LaSalette Feat for Story

Visitors take in the Christmas displays Tuesday afternoon at LaSalette Shrine in Attleboro. The shrine will be aglow beginning Thursday night as some 400,000 lights will be turned on for the annual Festival of Lights celebration.

ATTLEBORO — The region’s most popular annual holiday lights display kicks off Thanksgiving Day at LaSalette Shrine.

The Festival of Lights is on every night from 5 to 9 p.m. until Jan. 2 and features more than 400,000 lights spread over 10 acres at the shrine off Park Street (Route 118).

There is no charge for entrance or parking but donations are accepted.

Thousands visit the display every night, and crowds can be especially big on weekends and around Christmas.

Visitors are asked to adhere to social distancing of at least 6 feet and wear masks when indoors.

All public buildings will close at 8:30 each night and the lights go off at 9.

This year marks the 68th annual holiday light display.

Besides the lights, popular attractions again will include Clopper the Donkey at the outdoor manger, near where the opening ceremony is held each year with the singing of “Silent Night.” There is also be the International Creche Museum with hundreds of creches from around the world, a food court/cafeteria with a snack bar/hot chocolate/cider, and a carousel.

Andre Patenaude, known as “Father Pat,” will again be singing and playing his guitar at 3 and 7 p.m. every Friday, Saturday and Sunday. There will also be a special concert at 7 p.m. Thanksgiving.

This year’s theme is “Love is Born.”

Special Masses are as follows: Thanksgiving Day, 4 p.m.; Christmas Eve 4 p.m. (pageant), 6 p.m. and Midnight Mass; Christmas Day, 12:10 p.m.; New Year’s Eve, 6 p.m.; and New Year’s Day, 12:10 and 4 p.m.

Shrine officials say that during the pandemic, the traditional Christmas illuminations are needed more than ever as a sign of hope.

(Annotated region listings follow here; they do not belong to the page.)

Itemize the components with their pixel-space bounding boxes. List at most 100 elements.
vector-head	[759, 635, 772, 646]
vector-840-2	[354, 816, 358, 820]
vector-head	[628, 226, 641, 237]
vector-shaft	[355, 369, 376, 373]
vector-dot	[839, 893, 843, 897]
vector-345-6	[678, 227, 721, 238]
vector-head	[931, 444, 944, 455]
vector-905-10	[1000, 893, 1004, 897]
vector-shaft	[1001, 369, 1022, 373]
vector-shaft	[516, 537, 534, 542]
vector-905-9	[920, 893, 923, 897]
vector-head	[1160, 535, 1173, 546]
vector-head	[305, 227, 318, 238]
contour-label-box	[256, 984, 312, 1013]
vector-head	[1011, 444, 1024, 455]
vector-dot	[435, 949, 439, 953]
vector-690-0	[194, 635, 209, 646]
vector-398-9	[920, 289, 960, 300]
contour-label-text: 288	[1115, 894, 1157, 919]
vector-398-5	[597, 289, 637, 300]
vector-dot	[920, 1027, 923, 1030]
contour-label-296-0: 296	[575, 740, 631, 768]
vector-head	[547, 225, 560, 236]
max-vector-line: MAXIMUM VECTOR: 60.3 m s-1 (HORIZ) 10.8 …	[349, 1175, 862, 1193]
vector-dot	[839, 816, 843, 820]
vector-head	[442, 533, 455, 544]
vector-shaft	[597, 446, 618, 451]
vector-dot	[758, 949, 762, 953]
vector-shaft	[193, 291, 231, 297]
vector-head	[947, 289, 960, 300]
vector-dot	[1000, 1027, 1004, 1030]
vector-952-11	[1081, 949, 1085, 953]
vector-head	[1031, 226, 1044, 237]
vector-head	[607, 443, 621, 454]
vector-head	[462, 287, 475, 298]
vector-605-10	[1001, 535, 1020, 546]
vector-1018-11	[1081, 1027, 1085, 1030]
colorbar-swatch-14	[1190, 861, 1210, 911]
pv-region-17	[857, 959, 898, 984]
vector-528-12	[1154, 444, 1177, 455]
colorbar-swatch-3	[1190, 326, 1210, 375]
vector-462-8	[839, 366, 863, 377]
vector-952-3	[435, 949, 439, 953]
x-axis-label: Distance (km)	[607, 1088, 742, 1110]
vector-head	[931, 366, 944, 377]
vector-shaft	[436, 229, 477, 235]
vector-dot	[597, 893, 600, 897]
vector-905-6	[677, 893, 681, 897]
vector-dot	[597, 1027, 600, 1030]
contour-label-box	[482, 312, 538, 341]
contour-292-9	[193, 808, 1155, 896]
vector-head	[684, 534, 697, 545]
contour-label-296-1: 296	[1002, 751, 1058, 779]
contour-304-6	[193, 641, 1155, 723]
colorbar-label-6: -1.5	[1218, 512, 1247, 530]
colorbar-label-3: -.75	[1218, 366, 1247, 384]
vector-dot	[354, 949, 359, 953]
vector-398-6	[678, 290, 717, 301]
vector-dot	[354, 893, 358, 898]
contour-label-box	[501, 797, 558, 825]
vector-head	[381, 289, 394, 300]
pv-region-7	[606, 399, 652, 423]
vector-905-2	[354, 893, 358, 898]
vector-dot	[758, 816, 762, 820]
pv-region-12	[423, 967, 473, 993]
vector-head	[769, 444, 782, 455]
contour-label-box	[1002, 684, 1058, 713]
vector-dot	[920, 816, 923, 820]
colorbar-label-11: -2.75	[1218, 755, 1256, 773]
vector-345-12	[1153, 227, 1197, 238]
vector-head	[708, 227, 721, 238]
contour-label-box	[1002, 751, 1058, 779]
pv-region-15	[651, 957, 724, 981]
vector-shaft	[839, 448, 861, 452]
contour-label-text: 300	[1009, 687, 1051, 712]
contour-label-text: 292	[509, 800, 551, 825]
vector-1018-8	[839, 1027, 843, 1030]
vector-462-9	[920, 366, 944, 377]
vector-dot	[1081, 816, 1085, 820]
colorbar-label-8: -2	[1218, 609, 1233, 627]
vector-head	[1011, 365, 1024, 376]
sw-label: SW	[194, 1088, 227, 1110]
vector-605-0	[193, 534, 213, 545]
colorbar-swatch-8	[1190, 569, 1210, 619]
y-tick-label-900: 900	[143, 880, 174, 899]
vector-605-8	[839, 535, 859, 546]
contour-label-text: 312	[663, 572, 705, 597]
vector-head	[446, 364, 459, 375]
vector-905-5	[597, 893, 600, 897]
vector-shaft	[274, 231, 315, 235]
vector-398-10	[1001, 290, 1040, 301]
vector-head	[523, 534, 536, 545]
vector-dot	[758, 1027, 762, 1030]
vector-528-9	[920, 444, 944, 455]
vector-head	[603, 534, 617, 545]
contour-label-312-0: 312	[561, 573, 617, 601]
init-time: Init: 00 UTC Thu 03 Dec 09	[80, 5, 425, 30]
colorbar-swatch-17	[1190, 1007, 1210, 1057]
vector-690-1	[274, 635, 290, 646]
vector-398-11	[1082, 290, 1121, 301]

“In the past two years, we have lived through unprecedented times. We’ve witnessed natural disasters, civil and political divisions, and mourned those whom we lost during the pandemic,” said the shrine’s director, the Rev. Flavio Gillio.

The Christmas illuminations began in 1953 when the Missionaries of Our Lady of La Salette established a Catholic shrine in Attleboro. The shrine was inaugurated on Dec. 8, 1953, and to celebrate the opening so close to Christmas, a Nativity scene was displayed and some evergreen trees were decorated with Christmas lights. Since that humble beginning, the religious illuminations have grown to become the largest religious display in New England.